Kadima MKs trade barbs over haredi conscription

Opposition leader: Vote on IDF service for ultra-orthodox central to Kadima platform, unacceptable for members to refrain from participating.

MK Tzipi Livni (Kadima) 311 (photo credit: Marc Israel Sellem)
MK Tzipi Livni (Kadima) 311
(photo credit: Marc Israel Sellem)
Opposition leader Tzipi Livni’s attacks on her rivals in the March 27 Kadima leadership race were met over the weekend with fierce criticism in return.
The mutual recriminations began when Livni slammed challengers Shaul Mofaz and Avi Dichter, as well as Mofaz’s allies in her faction, for not showing up Wednesday at a key Knesset vote on Kadima-sponsored bills mandating military and civilian service for the haredim (ultra-Orthodox). She accused them of avoiding the vote in order to find favor with the haredi parties and with hundreds of haredi members of Kadima brought into the party by Mofaz loyalists.

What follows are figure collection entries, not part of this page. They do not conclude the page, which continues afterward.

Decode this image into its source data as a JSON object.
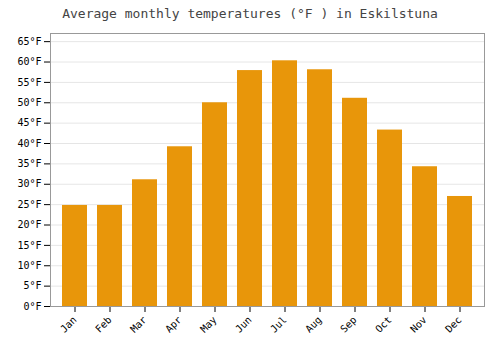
{
  "chart_data": {
    "type": "bar",
    "title": "Average monthly temperatures (°F ) in Eskilstuna",
    "categories": [
      "Jan",
      "Feb",
      "Mar",
      "Apr",
      "May",
      "Jun",
      "Jul",
      "Aug",
      "Sep",
      "Oct",
      "Nov",
      "Dec"
    ],
    "values": [
      24.8,
      24.8,
      31.1,
      39.2,
      50.0,
      57.9,
      60.3,
      58.1,
      51.1,
      43.3,
      34.3,
      27.0
    ],
    "color": "#E8960A",
    "ylim": [
      0,
      67
    ],
    "yticks": [
      {
        "value": 0,
        "label": "0°F"
      },
      {
        "value": 5,
        "label": "5°F"
      },
      {
        "value": 10,
        "label": "10°F"
      },
      {
        "value": 15,
        "label": "15°F"
      },
      {
        "value": 20,
        "label": "20°F"
      },
      {
        "value": 25,
        "label": "25°F"
      },
      {
        "value": 30,
        "label": "30°F"
      },
      {
        "value": 35,
        "label": "35°F"
      },
      {
        "value": 40,
        "label": "40°F"
      },
      {
        "value": 45,
        "label": "45°F"
      },
      {
        "value": 50,
        "label": "50°F"
      },
      {
        "value": 55,
        "label": "55°F"
      },
      {
        "value": 60,
        "label": "60°F"
      },
      {
        "value": 65,
        "label": "65°F"
      }
    ],
    "grid": true
  }
}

“Kadima is fighting for a principle central to its platform,” Livni said at a cultural event in Holon Saturday. “Each member of Knesset makes decisions according to his own personal considerations, but the public sees everything. After my victory in the primaries, whoever doesn’t accept my ways and the party’s decisions should look for a position elsewhere.”

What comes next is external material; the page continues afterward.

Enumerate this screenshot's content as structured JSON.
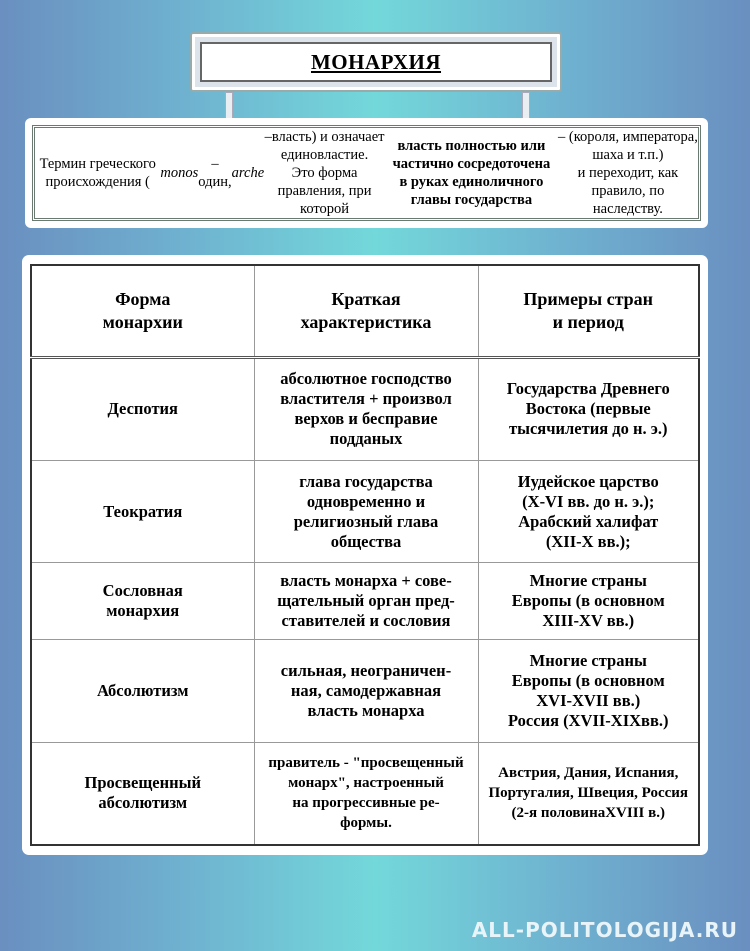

Mofaz said he missed the vote because he was at a memorial ceremony he attends every year for former Sayeret Matkal officer Eitan Balehsan, who was killed in Lebanon in 1999. His campaign said Livni’s attack showed that she was under pressure.
“I have to come out against the sanctimonious hypocrisy and the cynical use of the media for cheap politics,” Mofaz wrote on Facebook.
“This behavior is shameful. It’s not my way or the way of most of the people in Kadima. I promise you. I am not naive and I don’t intend to compromise on my values.”
Dichter said he missed the vote because he was attending the funeral of his son-in-law’s father. He accused Livni of losing proportion and cynically taking advantage of his grief.
“It is shameful that she didn’t even check why I was absent,” he wrote on Facebook. “And it is even more shameful that she doesn’t know anything about what I have done on this subject in and out of the Knesset.
People who follow what I have done are aware of my work on behalf of equalizing the burden [of service to the state].”
Dichter said the bills Livni had brought to a vote had no chance of passing anyway. In a letter he sent to supporters, he complained that the five-man United Torah Judaism faction had more power than Kadima’s 28 MKs. He vowed that if elected, he would bring Kadima into the coalition immediately.